Property Owner Position: Against
Email to Committee: 
Subject: SB395 
Analysis Stated in Bill: 
Talking Points:
Short version:
This is an interesting story.  At the initial House hearing it was revealed that the bill revolves around one incidence in the town of Tilton, NH where senior citizens are in great medical need of air conditioning and the management company may be trapped by HUD regulations & fire codes from allowing charities to donate money for handling the situation.
For instance, the town and different charities and donating time, supplies and money to solve the issue but we hear that by HUD regulations money donated to the seniors puts them above an income guideline.
This is an extremely localized problem related to one property in one town in NH.
Essentially the sponsors are attempting to solve their unique Tilton one property problem by forcing the bill onto every landlord in NH.  It would be akin to killing an ant with a bazooka.
There is sympathy for the seniors in this situation so we need everyone to contact legislators to stop this bill.
More detail:
This bill would require that all residential landlords have properly working air conditioning units in apartments with tenants who have health issues requiring air conditioning.  Further, the tenant can request that the unit stay in the apartment, even during the winter and when the landlord pays heat.
First, the bill if it became law, could be overly burdensome to many of us.  We would have to buy air conditioners for everyone who claims such a health issue.  It is unclear what type of machine would suffice.
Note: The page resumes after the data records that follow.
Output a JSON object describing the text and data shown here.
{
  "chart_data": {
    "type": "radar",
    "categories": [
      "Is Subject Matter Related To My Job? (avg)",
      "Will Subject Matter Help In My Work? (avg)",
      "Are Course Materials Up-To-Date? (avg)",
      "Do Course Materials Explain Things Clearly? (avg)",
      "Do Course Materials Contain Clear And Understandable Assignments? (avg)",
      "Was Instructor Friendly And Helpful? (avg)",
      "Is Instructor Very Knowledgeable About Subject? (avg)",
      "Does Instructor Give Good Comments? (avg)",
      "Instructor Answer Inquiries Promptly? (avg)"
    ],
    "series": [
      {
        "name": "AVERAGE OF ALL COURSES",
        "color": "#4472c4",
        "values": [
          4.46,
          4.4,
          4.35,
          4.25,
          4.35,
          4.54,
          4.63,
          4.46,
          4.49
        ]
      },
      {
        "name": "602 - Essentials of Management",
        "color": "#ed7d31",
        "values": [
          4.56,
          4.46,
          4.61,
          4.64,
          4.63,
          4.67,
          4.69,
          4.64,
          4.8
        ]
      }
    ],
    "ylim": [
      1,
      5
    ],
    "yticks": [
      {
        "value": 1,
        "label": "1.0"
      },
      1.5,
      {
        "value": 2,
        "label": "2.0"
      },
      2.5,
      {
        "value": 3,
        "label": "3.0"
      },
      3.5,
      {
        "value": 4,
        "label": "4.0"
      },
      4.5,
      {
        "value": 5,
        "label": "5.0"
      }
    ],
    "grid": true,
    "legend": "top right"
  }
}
Would a standard window unit work without special filters?  Do we have to install central air conditioning in each unit?  Do we have to air condition every room in an apartment?  How do we keep the tenant from stealing the air conditioners when they move out?
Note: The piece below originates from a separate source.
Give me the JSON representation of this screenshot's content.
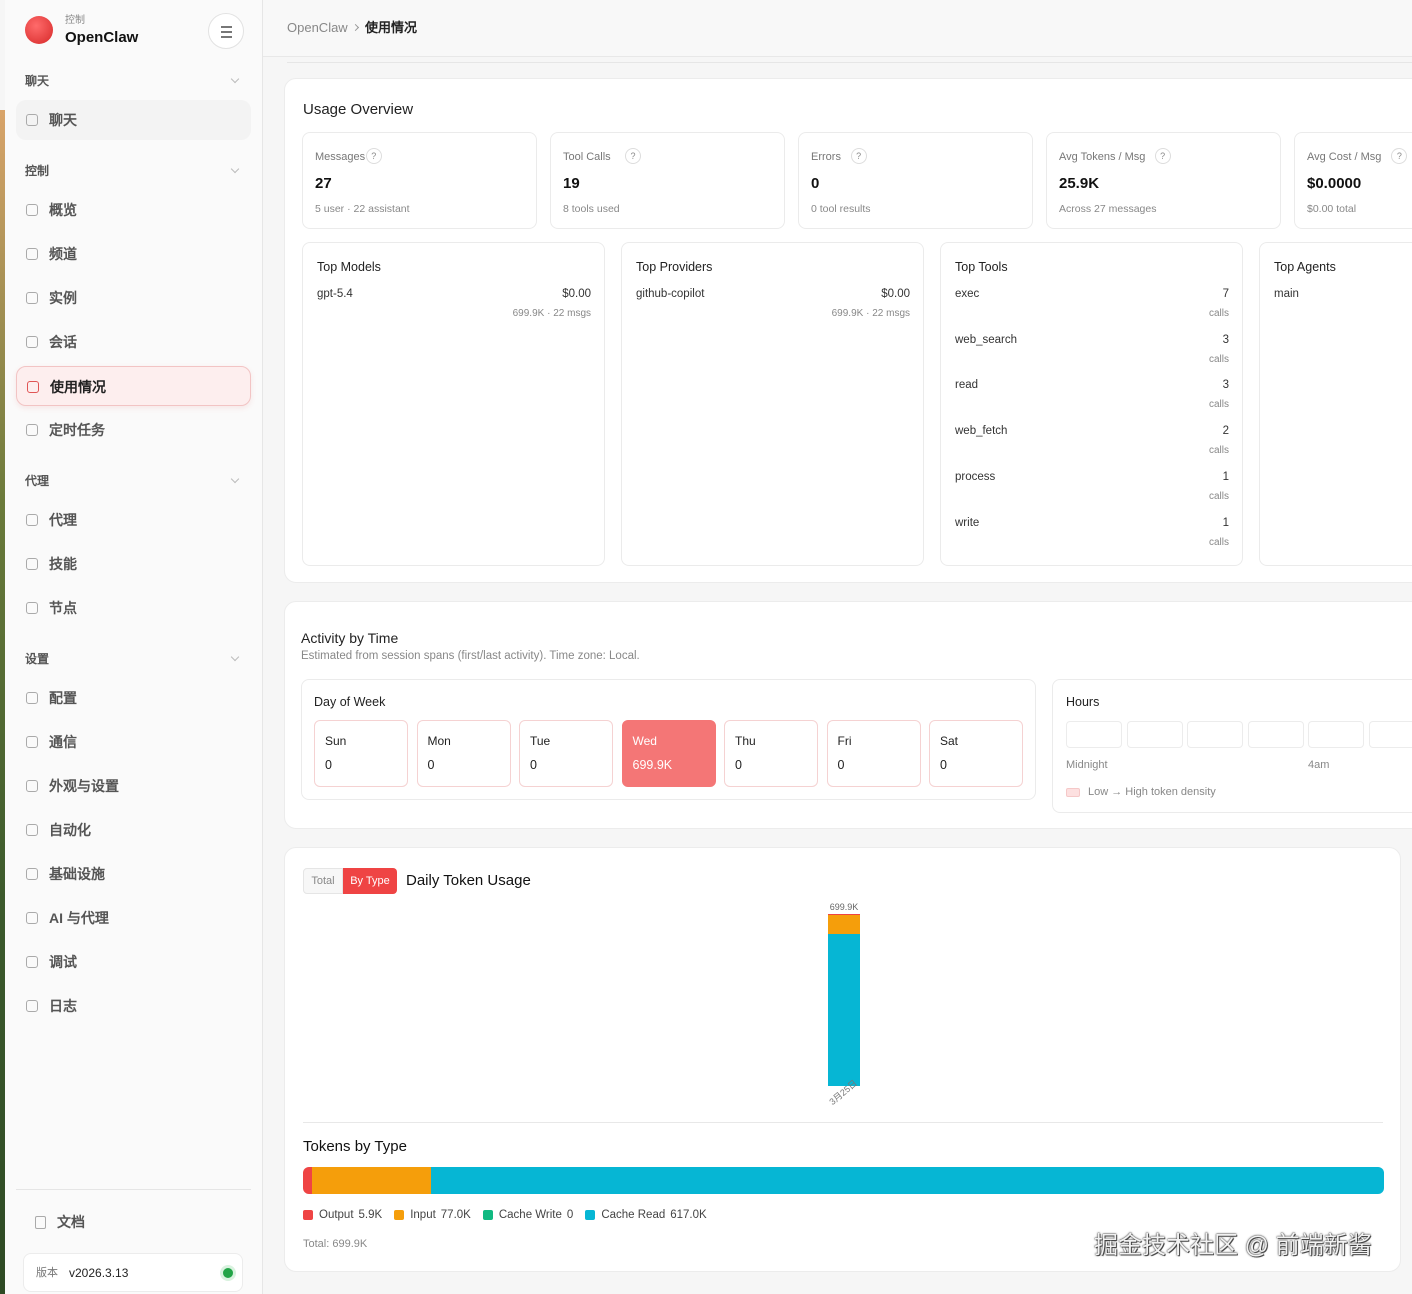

Second the bill is poorly drafted and not thought out.  How is it determined who needs an air conditioner?  What about the person with allergies who wants us to pay for the machine so he does not have to?  This bill is ripe for abuse.  The questions above also show the ambiguity in the bill.
What about municipal housing authorities running public housing.  Will they have to install air conditioners?  Who pays for it?